I’ve been watching the construction of a small apartment building across the street. Two men are mixing concrete on the street and are slowly putting up the building.
The building will have a garage and studio apartment on the ground floor and 80 m2 apartments on each of the three floors above ground. In six months they have built the first floor slab (that required seven men with buckets and a small portable concrete mixer one day) and are now working on the block walls on the ground floor.
Labor is relatively cheap here in Ilhéus. Is prefabricated construction just too expensive? I’m just curious.
-@alan279
Quality workmanship is hard to find nowadays. Lack of skilled tradespeople and construction trades were always seen the occupation for the most destitute, therefore looked down upon. Sao Paulo alone built an entire population of "Nordestinos" who found jobs during the construction boom of the 60's , 70's and beyond, as a source of cheap labor. Nordestinos being, the migrants from the Country's Northeast ( Bahia, Paraiba, Pernambuco, Piaui, Alagoas, Sergipe, and some Mineiros on the mix ).
So builders of any size, will resort to prefab, as a least effort alternative, to save costs, and to get the building project off the ground.
Most people, even locals, do not realize, the largest post war dividend was the import of affordable skilled labor. You can't beat Spaniard, Italian, and Portuguese masonry quality workmanship that built our buildings in the period from the 1910's towards the 1960's. That generation is gone.
Baianos, for most part, are reliable and decent workers, alongside Mineiros, who are top choice to build. But Mineiros worth their salt in the building trades left for America. Baianos being manageable and reliable, tend to work at a slower pace, while Mineiros are industrious and work quietly, so says the stereotype.
As a frame of reference, you can sample quality workmanship on older buildings on the São Paulo Antiga website, and look up "Imoveis Antigos". It's a Journalist personal blog on Sao Paulo of yore, including buildings, traditions, stories. The building or street section captures severan neighborhoods you can spot works of the past. I would redirect anyone towards places like Mooca, Campos Eliseos, Bom Retiro, Bras, Lapa, Se , to get the most out of it.
A good example of my point, is the lack of brick factories ( Olarias ), that once dotted the outskirts of Sao Paulo. Good old buildings had walls erected with solid clay cooked bricks.. Nowadays, the hollow clay brick still presents itself as a decent alternative.
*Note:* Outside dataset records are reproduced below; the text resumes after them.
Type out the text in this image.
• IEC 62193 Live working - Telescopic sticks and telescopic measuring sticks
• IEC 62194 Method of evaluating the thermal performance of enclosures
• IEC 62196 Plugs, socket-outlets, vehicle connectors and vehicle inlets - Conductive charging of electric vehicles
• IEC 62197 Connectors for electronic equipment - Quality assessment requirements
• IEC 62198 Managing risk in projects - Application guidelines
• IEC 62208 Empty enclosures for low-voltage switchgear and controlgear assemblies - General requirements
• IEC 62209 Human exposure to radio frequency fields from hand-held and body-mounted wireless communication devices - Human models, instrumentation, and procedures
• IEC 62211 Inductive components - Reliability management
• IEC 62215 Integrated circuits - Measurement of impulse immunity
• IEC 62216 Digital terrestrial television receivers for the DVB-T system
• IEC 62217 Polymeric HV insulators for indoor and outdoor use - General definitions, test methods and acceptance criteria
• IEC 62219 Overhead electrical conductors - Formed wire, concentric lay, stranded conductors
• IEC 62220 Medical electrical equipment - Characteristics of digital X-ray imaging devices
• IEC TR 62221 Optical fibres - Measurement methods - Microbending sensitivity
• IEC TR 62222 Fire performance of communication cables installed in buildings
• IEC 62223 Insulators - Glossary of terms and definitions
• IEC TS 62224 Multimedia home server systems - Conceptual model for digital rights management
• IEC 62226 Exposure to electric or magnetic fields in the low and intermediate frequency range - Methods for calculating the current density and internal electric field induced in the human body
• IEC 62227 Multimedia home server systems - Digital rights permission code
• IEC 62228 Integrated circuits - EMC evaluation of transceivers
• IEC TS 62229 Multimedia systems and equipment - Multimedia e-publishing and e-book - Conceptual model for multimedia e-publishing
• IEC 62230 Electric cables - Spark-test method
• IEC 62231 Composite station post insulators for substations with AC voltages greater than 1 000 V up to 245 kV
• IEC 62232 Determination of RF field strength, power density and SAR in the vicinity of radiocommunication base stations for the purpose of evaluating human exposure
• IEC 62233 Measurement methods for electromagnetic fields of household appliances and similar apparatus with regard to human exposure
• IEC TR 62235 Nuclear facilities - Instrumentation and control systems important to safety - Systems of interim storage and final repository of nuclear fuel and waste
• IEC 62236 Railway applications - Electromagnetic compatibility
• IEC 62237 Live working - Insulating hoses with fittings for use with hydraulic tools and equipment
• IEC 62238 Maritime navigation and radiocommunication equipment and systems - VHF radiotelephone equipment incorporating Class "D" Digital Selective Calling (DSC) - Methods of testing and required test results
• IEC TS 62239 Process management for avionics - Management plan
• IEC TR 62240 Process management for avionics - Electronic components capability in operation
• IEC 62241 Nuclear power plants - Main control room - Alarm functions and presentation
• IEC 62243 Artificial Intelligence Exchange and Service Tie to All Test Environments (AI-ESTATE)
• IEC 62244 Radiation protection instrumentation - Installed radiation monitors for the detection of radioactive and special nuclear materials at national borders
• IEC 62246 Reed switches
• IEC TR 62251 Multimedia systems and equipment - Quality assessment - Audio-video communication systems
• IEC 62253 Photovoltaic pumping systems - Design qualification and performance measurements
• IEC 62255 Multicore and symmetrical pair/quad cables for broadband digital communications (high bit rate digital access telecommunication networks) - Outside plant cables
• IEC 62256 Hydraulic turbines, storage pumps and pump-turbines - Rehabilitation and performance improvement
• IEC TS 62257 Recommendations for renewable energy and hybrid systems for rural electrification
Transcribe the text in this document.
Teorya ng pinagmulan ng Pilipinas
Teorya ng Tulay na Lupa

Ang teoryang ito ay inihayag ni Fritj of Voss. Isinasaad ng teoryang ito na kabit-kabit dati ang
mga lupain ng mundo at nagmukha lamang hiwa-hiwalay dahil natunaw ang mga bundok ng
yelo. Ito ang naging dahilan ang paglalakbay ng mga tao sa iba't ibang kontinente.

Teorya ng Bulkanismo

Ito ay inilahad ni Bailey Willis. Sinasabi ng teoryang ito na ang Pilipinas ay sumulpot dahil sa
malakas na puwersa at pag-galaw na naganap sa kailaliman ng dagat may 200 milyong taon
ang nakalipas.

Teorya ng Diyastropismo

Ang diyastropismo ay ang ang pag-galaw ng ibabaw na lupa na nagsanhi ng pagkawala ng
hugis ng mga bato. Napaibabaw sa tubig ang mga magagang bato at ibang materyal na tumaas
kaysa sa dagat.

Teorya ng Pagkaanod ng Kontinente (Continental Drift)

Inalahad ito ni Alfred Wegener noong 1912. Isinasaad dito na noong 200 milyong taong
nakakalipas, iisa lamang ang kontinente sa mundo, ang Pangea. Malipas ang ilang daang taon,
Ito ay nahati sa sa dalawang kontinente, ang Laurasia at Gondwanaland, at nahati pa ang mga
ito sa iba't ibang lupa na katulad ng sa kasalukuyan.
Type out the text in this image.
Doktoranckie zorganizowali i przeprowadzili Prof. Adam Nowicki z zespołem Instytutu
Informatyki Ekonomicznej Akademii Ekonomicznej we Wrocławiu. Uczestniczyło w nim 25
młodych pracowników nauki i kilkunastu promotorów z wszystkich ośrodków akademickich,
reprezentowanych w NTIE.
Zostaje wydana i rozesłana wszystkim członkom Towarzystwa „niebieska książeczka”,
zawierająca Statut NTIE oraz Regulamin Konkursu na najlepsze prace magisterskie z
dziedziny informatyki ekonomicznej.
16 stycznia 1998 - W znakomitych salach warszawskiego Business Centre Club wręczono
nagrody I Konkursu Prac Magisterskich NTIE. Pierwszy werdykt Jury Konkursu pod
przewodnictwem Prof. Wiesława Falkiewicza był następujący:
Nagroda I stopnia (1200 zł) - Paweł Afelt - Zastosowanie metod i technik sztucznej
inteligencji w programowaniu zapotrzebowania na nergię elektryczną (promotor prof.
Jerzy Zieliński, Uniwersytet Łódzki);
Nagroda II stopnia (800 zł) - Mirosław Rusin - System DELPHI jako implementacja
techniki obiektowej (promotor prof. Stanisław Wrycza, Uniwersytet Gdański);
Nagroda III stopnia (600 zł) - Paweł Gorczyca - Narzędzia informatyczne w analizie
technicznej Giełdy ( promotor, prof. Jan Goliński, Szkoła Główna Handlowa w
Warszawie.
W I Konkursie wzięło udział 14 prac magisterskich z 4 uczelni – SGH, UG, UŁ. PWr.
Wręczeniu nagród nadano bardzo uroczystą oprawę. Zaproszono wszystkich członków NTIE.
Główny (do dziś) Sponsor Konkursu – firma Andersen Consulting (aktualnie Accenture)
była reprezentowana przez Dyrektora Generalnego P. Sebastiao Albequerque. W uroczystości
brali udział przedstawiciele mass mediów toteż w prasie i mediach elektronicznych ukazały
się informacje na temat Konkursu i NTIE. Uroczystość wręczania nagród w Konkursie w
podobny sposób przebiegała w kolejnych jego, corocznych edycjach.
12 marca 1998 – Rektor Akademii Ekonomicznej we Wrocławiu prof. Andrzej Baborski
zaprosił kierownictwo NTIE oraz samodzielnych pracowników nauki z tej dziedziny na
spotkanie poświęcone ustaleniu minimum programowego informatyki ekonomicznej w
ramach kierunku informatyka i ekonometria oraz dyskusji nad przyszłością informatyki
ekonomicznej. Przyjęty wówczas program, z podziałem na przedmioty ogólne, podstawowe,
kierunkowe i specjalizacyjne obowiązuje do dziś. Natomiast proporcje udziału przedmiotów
Yet, in many projects, cinder block bricks are replacing it. It's cheaper to actually buy them,. or buy the machine and making them on the job site. Most Olarias are gone.
On last thought on how better clay bricks are overall ( solid or hollow )... Clay bricks are better insulators, given its refractary properties. A room or house erected with clay bricks will ne cooler under the summer heat, and warmer under the cold of the winter. That, and the fact, that cinder block ( concrete mix ) bricks perfform horribly with humidity and water seepage.
Concrete has been the choice for anything two stories and up for quite a while. Prefab rebar reinforced beams lined up and filled with hollow clay bricks, and then the concrete pour from the mixer works for most simple jobs. For more structurally elaborated jobs, prefabs are the way to go to save on expensive pours.
And lately, thanks to the influence of American companies, dry wall has been all the rage, mostly for quick to fix subdivisons, particulaly suitable in building office floors . Add that to the grow of building materials by domestic manufacturers ( the choices are endless, there are materials and fitments never seen in America ).
Still, given the choice, between a prefab buit, and a built from the ground up structure , I will go with the later. Good bones make for decent repurposing and retrofitting jobs. The newer stuff barely can make through the first generation.